The Effects of Different Lead Pollution Levels on Soil Microbial Quantities and Metabolic Function with/without Salix integra Thunb. Planting

Background and Objectives: Salix integra Thunb., a fast-growing woody species, has been used in phytoremediation in recent years. It has the potential to accumulate high amounts of lead (Pb) in its growth, however, its effects on soil microbial community structure and function during its phytoextraction processes are not well understood, especially at different pollution levels. Materials and Methods: In our study, we set unplanted and planted Salix integra in areas with four levels of Pb treatments (0, 500, 1000, and 1500 mg/kg).

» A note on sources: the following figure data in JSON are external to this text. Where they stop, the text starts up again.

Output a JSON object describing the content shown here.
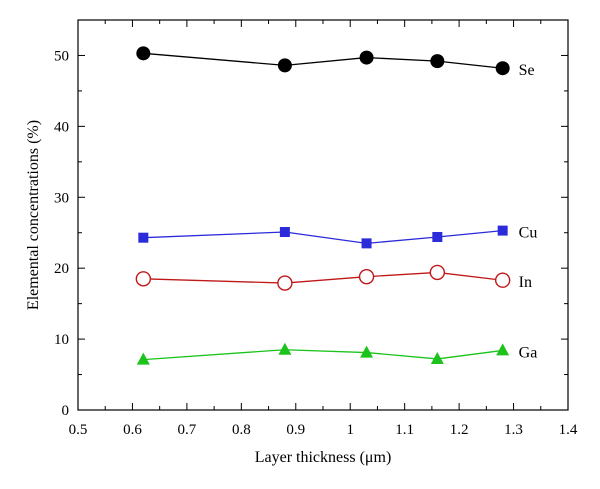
{
  "chart_data": {
    "type": "line",
    "xlabel": "Layer thickness (μm)",
    "ylabel": "Elemental concentrations (%)",
    "xlim": [
      0.5,
      1.4
    ],
    "ylim": [
      0,
      55
    ],
    "xticks": [
      "0.5",
      "0.6",
      "0.7",
      "0.8",
      "0.9",
      "1",
      "1.1",
      "1.2",
      "1.3",
      "1.4"
    ],
    "yticks": [
      "0",
      "10",
      "20",
      "30",
      "40",
      "50"
    ],
    "grid": false,
    "legend": "inline labels at right end of each series",
    "x": [
      0.62,
      0.88,
      1.03,
      1.16,
      1.28
    ],
    "series": [
      {
        "name": "Se",
        "values": [
          50.3,
          48.6,
          49.7,
          49.2,
          48.2
        ],
        "color": "#000000",
        "marker": "filled-circle"
      },
      {
        "name": "Cu",
        "values": [
          24.3,
          25.1,
          23.5,
          24.4,
          25.3
        ],
        "color": "#2b2bd9",
        "marker": "filled-square"
      },
      {
        "name": "In",
        "values": [
          18.5,
          17.9,
          18.8,
          19.4,
          18.3
        ],
        "color": "#c01818",
        "marker": "open-circle"
      },
      {
        "name": "Ga",
        "values": [
          7.1,
          8.5,
          8.1,
          7.2,
          8.4
        ],
        "color": "#1bc31b",
        "marker": "filled-triangle"
      }
    ]
  }
}
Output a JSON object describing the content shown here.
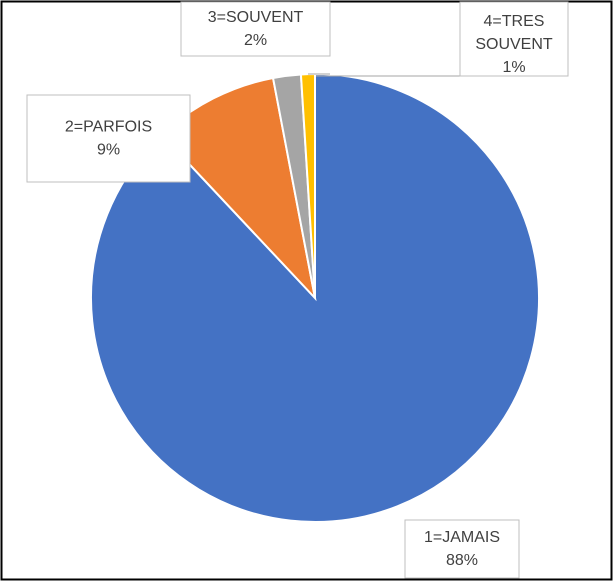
{
  "chart_data": {
    "type": "pie",
    "categories": [
      "1=JAMAIS",
      "2=PARFOIS",
      "3=SOUVENT",
      "4=TRES SOUVENT"
    ],
    "values": [
      88,
      9,
      2,
      1
    ],
    "value_labels": [
      "88%",
      "9%",
      "2%",
      "1%"
    ],
    "colors": [
      "#4472c4",
      "#ed7d31",
      "#a5a5a5",
      "#ffc000"
    ]
  }
}
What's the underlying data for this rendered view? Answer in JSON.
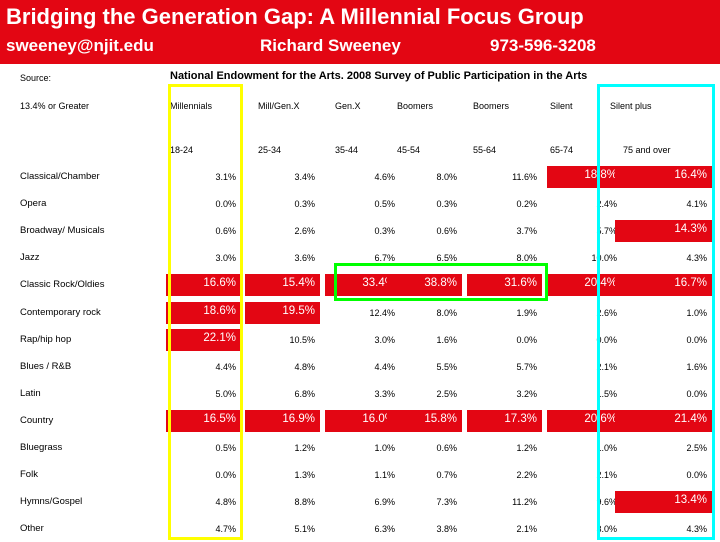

After six months of planting, the rhizospheric soil, bulk soil, and unplanted soil were collected. Soil properties and microbes participating in nitrogen and phosphorus cycling were measured, following standard methods. Microbial metabolic functions were assessed using a Biolog-ECO microplate. Results: The bacteria (nitrogen-fixing bacteria, ammonifying bacteria, inorganic phosphorus-solubilizing bacteria, and nitrosobacteria) all increased in the 500 mg/kg treatment and decreased in the 1500 mg/kg treatment compared with the 0 mg/kg treatment, especially in rhizospheric soil. The microbial metabolisms decreased along with the increase of Pb levels, with the exception of the rhizospheric soil with a 500 mg/kg treatment. The metabolic patterns were relative to the pollution levels. The utilization of carbohydrates was decreased, and of amino acids or fatty acids was increased, in the 500 mg/kg treatment, while the opposite occurred in the 1500 mg/kg treatment. The values of soil properties, microbial quantities, and metabolic activities were higher in rhizospheric than bulk soil, while the differences between bulk and unplanted soil were different among the different Pb treatments. The soil properties had little effect on the microbial quantities and metabolic activities. Conclusions: S. integra planting and Pb levels had an interactive effect on the microbial community. In general, S. integra planting promoted microbial quantities and metabolic activity in rhizospheric soil. Lower Pb pollution increased microbial quantities and promoted the utilization of amino acids or fatty acids, while higher Pb concentrations decreased microbial quantities and metabolic activities, and promoted the utilization of carbohydrates.